7/10
Fellini's debut (as co director) is sweet and sad and mostly terrific
30 September 2020
What starts off for around the first /25 minutes seeming like it could be a, well, Neo-Realist Showgirls, with in place of a gaudy Vegas show a ragtag bunch of traveling end-of-the-line Vaudeville performers and the Elizabeth Berkley here a doe-eyed young woman named Liliana who sees a performance one night and looks to join up and do anything she can - maybe looking to usurp the Gina Gershon star of the show (here a fiery and beautiful Giulietta Masina as Melina) soon turns much more into Fellini's riff on the Blue Angel.
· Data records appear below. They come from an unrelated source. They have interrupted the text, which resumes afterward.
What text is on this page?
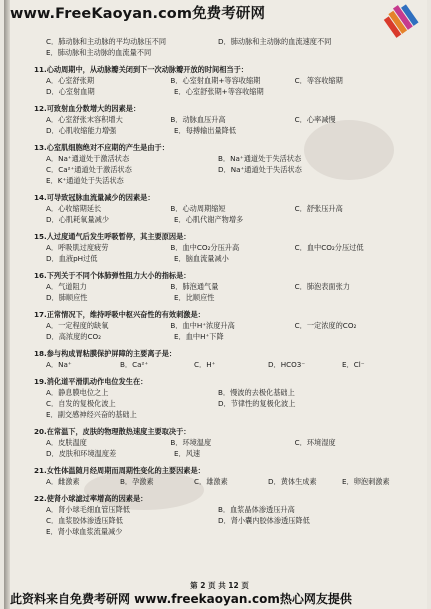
www.FreeKaoyan.com免费考研网
C．肺动脉和主动脉的平均动脉压不同	D．肺动脉和主动脉的血流速度不同
E．肺动脉和主动脉的血流量不同
11.心动周期中，从动脉瓣关闭到下一次动脉瓣开放的时间相当于：
A．心室舒张期	B．心室射血期+等容收缩期	C．等容收缩期
D．心室射血期	E．心室舒张期+等容收缩期
12.可致射血分数增大的因素是：
A．心室舒张末容积增大	B．动脉血压升高	C．心率减慢
D．心肌收缩能力增强	E．每搏输出量降低
13.心室肌细胞绝对不应期的产生是由于：
A．Na⁺通道处于激活状态	B．Na⁺通道处于失活状态
C．Ca²⁺通道处于激活状态	D．Na⁺通道处于失活状态
E．K⁺通道处于失活状态
14.可导致冠脉血流量减少的因素是：
A．心收缩期延长	B．心动周期缩短	C．舒张压升高
D．心肌耗氧量减少	E．心肌代谢产物增多
15.人过度通气后发生呼吸暂停，其主要原因是：
A．呼吸肌过度疲劳	B．血中CO₂分压升高	C．血中CO₂分压过低
D．血液pH过低	E．脑血流量减小
16.下列关于不同个体肺弹性阻力大小的指标是：
A．气道阻力	B．肺泡通气量	C．肺泡表面张力
D．肺顺应性	E．比顺应性
17.正常情况下，维持呼吸中枢兴奋性的有效刺激是：
A．一定程度的缺氧	B．血中H⁺浓度升高	C．一定浓度的CO₂
D．高浓度的CO₂	E．血中H⁺下降
18.参与构成胃粘膜保护屏障的主要离子是：
A．Na⁺	B．Ca²⁺	C．H⁺	D．HCO3⁻	E．Cl⁻
19.消化道平滑肌动作电位发生在：
A．静息膜电位之上	B．慢波的去极化基础上
C．自发的复极化波上	D．节律性的复极化波上
E．副交感神经兴奋的基础上
20.在常温下，皮肤的物理散热速度主要取决于：
A．皮肤温度	B．环境温度	C．环境湿度
D．皮肤和环境温度差	E．风速
21.女性体温随月经周期而周期性变化的主要因素是：
A．雌激素	B．孕激素	C．雄激素	D．黄体生成素	E．卵泡刺激素
22.使肾小球滤过率增高的因素是：
A．肾小球毛细血管压降低	B．血浆晶体渗透压升高
C．血浆胶体渗透压降低	D．肾小囊内胶体渗透压降低
E．肾小球血浆流量减少
第 2 页 共 12 页
此资料来自免费考研网 www.freekaoyan.com热心网友提供
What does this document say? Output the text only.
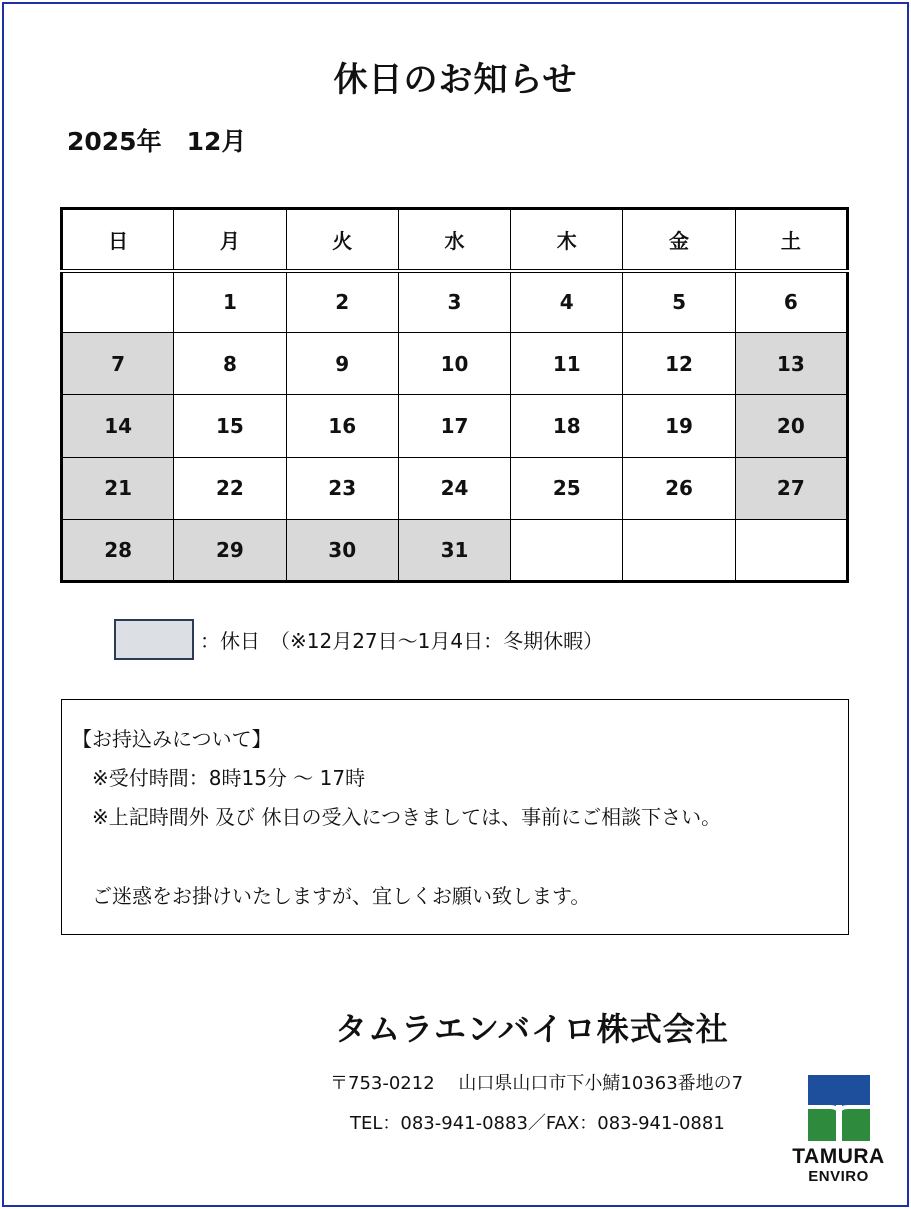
休日のお知らせ
2025年　12月
日	月	火	水	木	金	土
	1	2	3	4	5	6
7	8	9	10	11	12	13
14	15	16	17	18	19	20
21	22	23	24	25	26	27
28	29	30	31			
：休日　（※12月27日～1月4日：冬期休暇）
【お持込みについて】
※受付時間：8時15分 ～ 17時
※上記時間外 及び 休日の受入につきましては、事前にご相談下さい。
ご迷惑をお掛けいたしますが、宜しくお願い致します。
タムラエンバイロ株式会社
〒753-0212　 山口県山口市下小鯖10363番地の7
TEL：083-941-0883／FAX：083-941-0881
TAMURA
ENVIRO
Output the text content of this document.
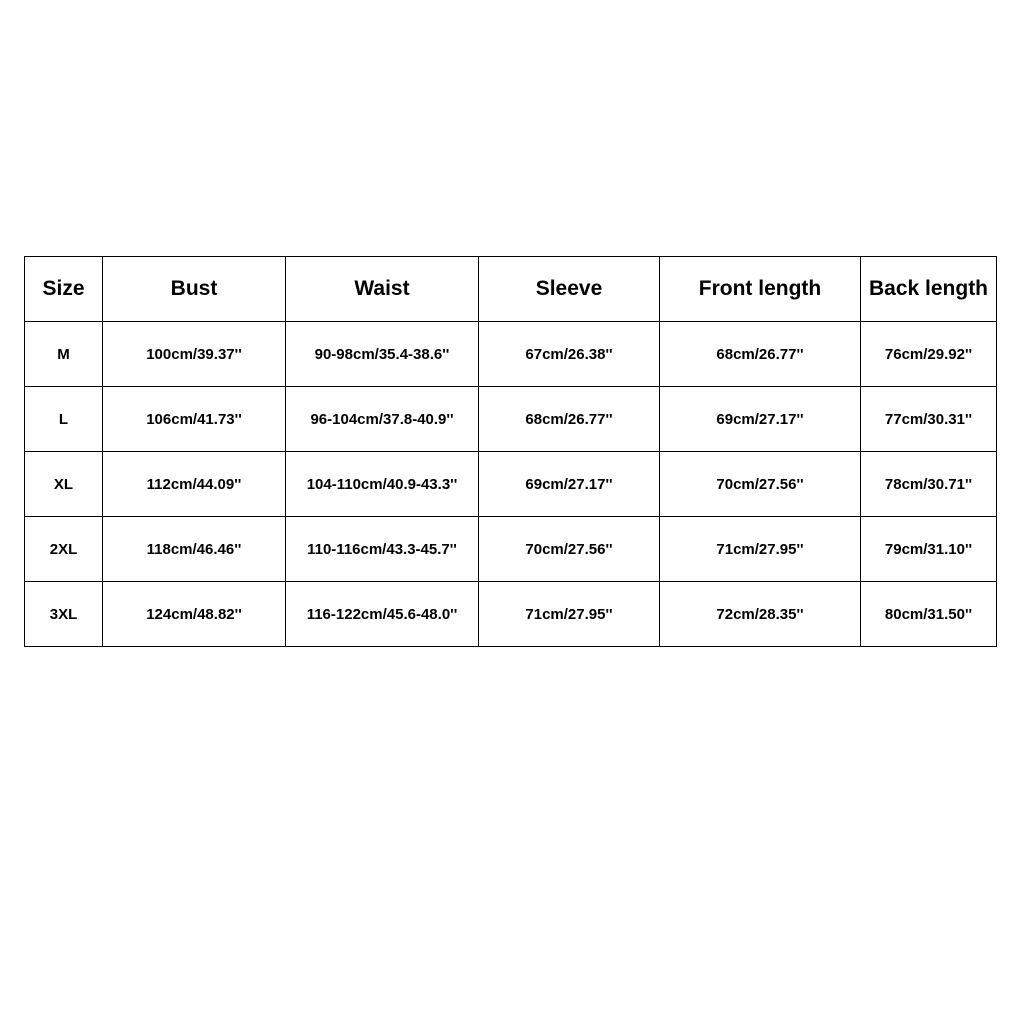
Size	Bust	Waist	Sleeve	Front length	Back length
M	100cm/39.37''	90-98cm/35.4-38.6''	67cm/26.38''	68cm/26.77''	76cm/29.92''
L	106cm/41.73''	96-104cm/37.8-40.9''	68cm/26.77''	69cm/27.17''	77cm/30.31''
XL	112cm/44.09''	104-110cm/40.9-43.3''	69cm/27.17''	70cm/27.56''	78cm/30.71''
2XL	118cm/46.46''	110-116cm/43.3-45.7''	70cm/27.56''	71cm/27.95''	79cm/31.10''
3XL	124cm/48.82''	116-122cm/45.6-48.0''	71cm/27.95''	72cm/28.35''	80cm/31.50''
Both of these "this reminds me of" is largely meant as sincere compliments; Variety Lights is a mostly sad, bittersweet comedy of the bad times that come when ambition and the ideals of something greater take over and poison the good-will well for a tight knit group.

But even here the comparisons stop superficially; already here, and I don't know how much or little Latuada contributed as director of if it was a total collaboration, Fellini's "I love them, despite everything, even to an extent the selfish Antonelli" attention and embrace of the Low-Rent Performer and the ideal of what the crowd does to someone in general makes for come captivating viewing. I thought at first the male lead was too one note to latch on to, that he would be only a gruff uptight dickweed, but he deepened as the story got him into more desperate straits and his world turns him into a vulnerable puddle.

There are hints of what may come some day with the more Fellini Unchained productions, like a dinner party that features about forty five absorbingly disgusting seconds of the troupe eating a big dinner with the mastication on another wild plane of existence (the only time this was done without it being obnoxious in a film was The Dark Crystal, and that was because they were Muppets, ok as good a digression ill make this week), and dancing and interactions that feel so much like what we've seen so often in Fellini's films that he knew what he wanted from the beginning as far as freewheeling party sequences. But Variety Lights is a film that is richest as a melodrama that gives a wealth of its time to showing these faces, of the performers in action, the crowd as they know what they don't want and get enthralled by cheap thrills (there goes her skirt!) It's also a kind of absurd tragedy of ego and losing oneself in more misplsced ego.

In other words, a very good start to one career, and a nice little discovery at the same time by the director of Mafioso.